Bei der Orientierung helfen die Stimmlagen. Die Titelfigur ist ein Altus, Elena, ein Sopran und
Imilee ein Alt. Gilimero, der unglücklich verliebte Heerführer ist ein kerniger Sopran. Und
dann gibt es noch einen Tenor: Massenzio, der Bruder von Fausta, der dummerweise auch
ein Auge auf Elena geworfen hat. Mit seiner Schwester Fausta wird er das zum Anlass einer
Intrige machen. Doch soweit sind wir im Augenblick noch nicht. Massenzio hat die Ehre, die
erste Arie in diesem Stück zu singen, und das ist ein galantes Stück: „Möge das undankbare
Schicksal meiner Liebe nicht im Wege stehen …“
„Flavio Crispo“, - der erste Akt dauert eine Stunde und 16 Minuten.
„Flavio Crispo“, 1. Akt = 1.15.56
SWR2 Opernabend, Sie hören „Flavio Crispo“ von Johann David Heinichen als Mitschnitt der
Welturaufführung vom Juni 2016 aus der Musikhochschule Stuttgart mit il Gusto Barocco
unter Jörg Halubek.
Flavio Crispo, Costantinos Sohn: Leandro Marziotte, außerdem:
Elena, Englische Prinzessin am Hof: Dana Marbach
Fausta, Gemahlin Costantinos, in Crispo verliebt: Alessandra Visentin
Imilee, Assaricos Tochter, des ostfränkischen Königs: Silke Gäng
Gilimero, Heerführer und Freund von Flavio: Nina Bernsteiner
Massenzio, Bruder von Fausta, Gegner Flavios: Tobias Hunger
Costantino, Römischer Kaiser und Faustas Gemahl: Ismael Arroniz
Der zweite Akt geht an die Intrige. Fausta, Kaiserin durch die Heirat mit Costantino, ist
gekränkt, dass Crispo sich von ihr abgewendet hat. Die Rache der Abgewiesenen ist
indessen effizient. Durch Massenzio erfährt sie, dass Elena und nicht Imilee ihre wahre
Rivalin ist, außerdem bekommt sie durch den Bruder die Briefe Crispos, die dieser aus
Gallien an Elena geschrieben hat. Die reicht sie an den Kaiser weiter, allerdings mit der
Behauptung, Crispo habe diese Liebesepisteln an sie Fausta, die Stiefmutter und Gattin des
Kaisers geschrieben. Costantino ist außer sich! Crispos Schicksal scheint besiegelt zu sein.

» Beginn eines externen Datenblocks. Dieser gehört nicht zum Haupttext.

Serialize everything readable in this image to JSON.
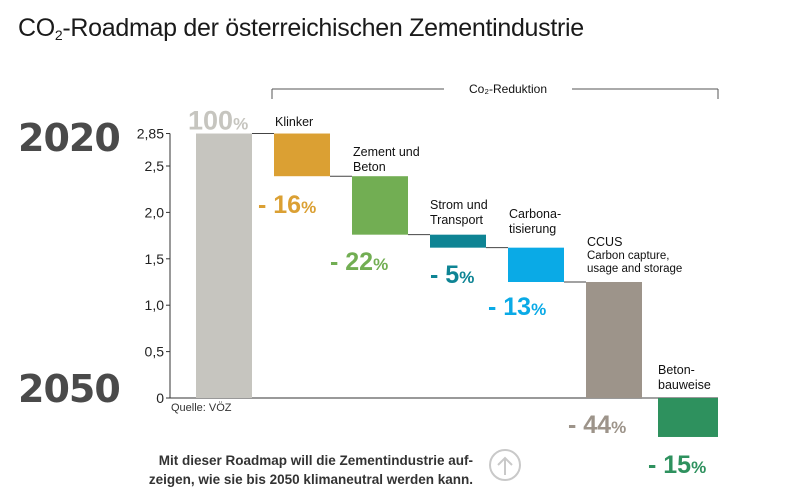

Zuvor kann er aber noch mit dem treuen Gillimero die Sache mit Imilee klären. Der Kaiser
setzt ihn gefangen. Massenzio versucht vergeblich mit Elena anzubändeln …
Wie schon ganz zu Beginn angedeutet, die Erzählung hechtet dem Eigentlichen, dem
musikalischen Drama hinterher. Die Kette der Missverständnisse und Schlichen schafft
Raum für entsprechende Affekte; etwa, wenn der Kaiser die Briefe zu Gesicht bekommt. Die
Lektüre gerät zu einem effektvollen Accompagnato, das in eine imperiale Arie mündet. Ziel
dieser verwinkelten Handlungsführung ist, die Figuren in immer neuen Situationen zu
eindringlichen Reaktionen zu bringen. Am Schluss des zweiten Aktes erleben wir in diesem
Sinne die bestürzte Elena, die um das Leben ihres Geliebten fürchtet.
„Flavio Crispo“, - der zweite Akt dauert eine Stunde und 21 Minuten.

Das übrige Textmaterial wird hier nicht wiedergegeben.